Irene è una donna assorbita dai suoi quattro figli e da un marito sognatore che vende libri che nessuno compra più perché chi lo fa preferisce acquistarli online e si inventa imprese speculative per riuscire a sbarcare il lunario. Si aggiunge a questo quadro, Sonia sorella di Irene che, sposata ad un uomo violento, si rifugia da lei in cerca di protezione. Fernando, il maggiore dei figli è un campione della pallamano e si procura un contratto per giocare in Germania. Tra piccoli guai e qualche soddisfazione la vita della famiglia va avanti.
Il piccolo e quasi esaustivo mondo familiare, con le sue reti sentimentali e le sue piccole storie, qui emerge in tutta la sua esemplare semplicità e il film di Pizzi sembra diventare un piccolo compendio di semplici – e non semplicistiche – situazioni che trovano il loro naturale dispiegarsi nell’affidarsi ai legami e nel confidare nella reciproca fiducia. Questi sentimenti, che non diventano mai la melassa coprente di un sentimentalismo ruffiano, hanno, invece a volte il sapore forte dello scontro che però sembra davvero frantumarsi davanti alla necessità di preservare i rapporti. È quella fiducia di cui si diceva a diventare cassaforte alla quale attingere nei momenti di disagio e di possibile frattura. L’humus fertile nel quale si sviluppano le storie dentro questo variegato anfratto sociale che è la famiglia in alcuni casi, come in questa occasione, acquista perfino un sapore benevolmente rétro, in cui il legame familiare si fa panacea per i piccoli mali. Più che in altre cinematografie, in quelle latino-americane il legame familiare fa da scudo protettivo rispetto al male del mondo.
Nella sua piccola elegia del quotidiano che Loveling rappresenta, anche Pizzi si accoda, ma con una propria acconcia originalità, ai suoi colleghi e scrive e dirige un film che come un’acqua cheta macina storie, definisce personaggi, ritrae un piccolo mondo, prefigura futuri e rinnova sentimenti. Ha ragione Klaus, il padre di Fernando e marito della bella Irene, in fondo, quando dice: per noi le cose si aggiustano sempre. Pizzi sa proporre al suo pubblico la piccola fortuna di una famiglia alla quale nulla di drammaticamente irrisolvibile accade. In questo fiume così apparentemente tranquillo, scorre, invece, una specie di sapienza che si misura nel governare i conflitti, nel dosare perfino i piccoli dolori e la malinconia. È per questo che su tutti, come al solito, giganteggia la figura materna,che pur non disdegnando una certa ambizione personale con il suo diploma conquistato in tarda età, sa costruire lo scenario dentro il quale lavorare per ricomporre sempre la propria famiglia. È per questo che Loveling si fa amare, e se all’inizio l’attesa di qualcosa che possa rompere quella specie di idillio che indisturbato inanella piccole gioie familiari tiene desta l’attenzione, dopo sarà proprio questa serenità di fondo sulla quale si farà affidamento per proseguire in questo frastagliato, fragile, ma sicuro idillio, che accompagna la vita di questa famiglia brasiliana. È la credibile e condivisibile quotidianità a dare una forma di realismo al racconto, ma è quella originalità per nulla ricercata, ma che lavora sulla spontaneità di un possibile autobiografismo che ridefinisce questo realismo con le leggeri note di una ironia che sa saldare una innata malinconia ad una solida, benché, non sconfinata fiducia nel futuro. Loveling, già dal titolo suggerisce quel sentimento di fondo che lega i rapporti dei familiari, ma sembra anche un invito rivolto al pubblico con quel gerundio che chiama ad una azione affinché un’altra si compia.

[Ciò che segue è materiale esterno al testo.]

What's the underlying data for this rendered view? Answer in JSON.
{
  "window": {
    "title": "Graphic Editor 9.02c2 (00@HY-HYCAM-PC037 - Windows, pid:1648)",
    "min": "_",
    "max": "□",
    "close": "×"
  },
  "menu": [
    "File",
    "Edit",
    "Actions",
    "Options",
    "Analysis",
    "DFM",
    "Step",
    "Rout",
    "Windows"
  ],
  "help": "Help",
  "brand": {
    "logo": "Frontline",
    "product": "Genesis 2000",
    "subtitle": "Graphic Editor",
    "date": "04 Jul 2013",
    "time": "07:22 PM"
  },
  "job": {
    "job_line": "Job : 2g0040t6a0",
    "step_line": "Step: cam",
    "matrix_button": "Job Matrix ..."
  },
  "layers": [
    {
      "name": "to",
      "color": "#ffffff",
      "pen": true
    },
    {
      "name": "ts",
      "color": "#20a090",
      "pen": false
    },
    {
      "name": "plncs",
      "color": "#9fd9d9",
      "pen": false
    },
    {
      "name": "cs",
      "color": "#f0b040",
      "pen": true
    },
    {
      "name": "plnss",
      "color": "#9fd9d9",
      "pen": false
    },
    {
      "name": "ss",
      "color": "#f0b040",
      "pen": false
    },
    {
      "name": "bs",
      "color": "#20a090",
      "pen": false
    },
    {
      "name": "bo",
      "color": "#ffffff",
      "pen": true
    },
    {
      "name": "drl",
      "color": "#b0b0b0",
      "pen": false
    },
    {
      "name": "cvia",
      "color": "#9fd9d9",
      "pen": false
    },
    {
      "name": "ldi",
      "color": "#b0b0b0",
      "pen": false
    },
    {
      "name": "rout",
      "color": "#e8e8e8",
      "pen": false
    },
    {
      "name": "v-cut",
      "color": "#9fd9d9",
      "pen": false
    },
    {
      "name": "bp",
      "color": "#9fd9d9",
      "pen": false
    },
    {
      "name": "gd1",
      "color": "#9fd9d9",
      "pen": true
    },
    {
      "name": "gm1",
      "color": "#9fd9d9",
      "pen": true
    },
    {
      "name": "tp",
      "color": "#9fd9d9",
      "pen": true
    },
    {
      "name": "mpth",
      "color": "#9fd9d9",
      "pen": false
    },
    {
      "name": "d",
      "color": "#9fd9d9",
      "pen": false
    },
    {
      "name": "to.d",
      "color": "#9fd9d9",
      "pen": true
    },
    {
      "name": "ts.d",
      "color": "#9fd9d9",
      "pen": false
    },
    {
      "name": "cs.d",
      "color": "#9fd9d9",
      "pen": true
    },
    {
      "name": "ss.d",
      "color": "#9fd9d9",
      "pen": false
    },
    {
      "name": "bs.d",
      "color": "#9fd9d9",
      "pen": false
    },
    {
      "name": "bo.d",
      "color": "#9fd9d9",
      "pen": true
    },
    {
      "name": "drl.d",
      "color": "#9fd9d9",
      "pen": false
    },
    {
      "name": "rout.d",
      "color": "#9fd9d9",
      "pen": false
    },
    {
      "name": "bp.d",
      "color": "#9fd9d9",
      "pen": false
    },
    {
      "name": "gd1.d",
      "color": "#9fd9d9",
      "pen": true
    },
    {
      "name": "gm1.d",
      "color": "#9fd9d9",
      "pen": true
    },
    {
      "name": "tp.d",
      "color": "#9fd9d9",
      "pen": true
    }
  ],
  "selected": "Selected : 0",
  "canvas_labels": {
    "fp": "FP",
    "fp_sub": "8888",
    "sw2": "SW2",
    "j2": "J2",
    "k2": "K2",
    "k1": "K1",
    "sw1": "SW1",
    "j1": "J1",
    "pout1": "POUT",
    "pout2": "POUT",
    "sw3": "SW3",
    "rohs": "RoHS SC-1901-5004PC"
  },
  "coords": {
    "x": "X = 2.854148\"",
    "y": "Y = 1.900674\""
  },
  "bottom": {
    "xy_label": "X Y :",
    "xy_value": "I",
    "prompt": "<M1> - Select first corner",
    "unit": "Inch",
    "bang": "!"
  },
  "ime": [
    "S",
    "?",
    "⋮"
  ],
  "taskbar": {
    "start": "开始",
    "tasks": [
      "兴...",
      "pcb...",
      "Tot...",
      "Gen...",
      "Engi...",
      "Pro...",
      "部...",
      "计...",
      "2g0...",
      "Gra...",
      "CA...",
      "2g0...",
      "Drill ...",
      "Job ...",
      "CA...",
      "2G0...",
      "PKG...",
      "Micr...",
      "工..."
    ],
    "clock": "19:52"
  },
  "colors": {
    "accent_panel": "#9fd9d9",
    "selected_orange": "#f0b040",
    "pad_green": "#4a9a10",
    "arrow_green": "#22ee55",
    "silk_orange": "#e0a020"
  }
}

Pizzi ha scritto il film con Karine Teles che interpreta Irene, la protagonista del film, e ne risulta una scrittura perfettamente coerente con la trattazione in cui i profili dei personaggi emergono con efficace sintesi. Pizzi sa dare unità al tema che fa da sfondo alla storia, trovando gli spunti necessari per dare respiro alle vicende, sa inventare i personaggi e attribuire colore alla storia in un film che sa restituire anche visivamente una variegata sfumatura cromatica. Pizzi costruisce un piccolo mondo quasi invidiabile, segno di un sintomo che che lo ha portato a lavorare tra memoria e presente, tra tradizione e quotidiana, ma non supina, accettazione di una predestinata condizione. Ne deriva un cinema che ha il coraggio di costruire uno scenario apparentemente vuoto di cose e di vicende, ma pieno di un colore naturale che appare indelebile e forse introvabile.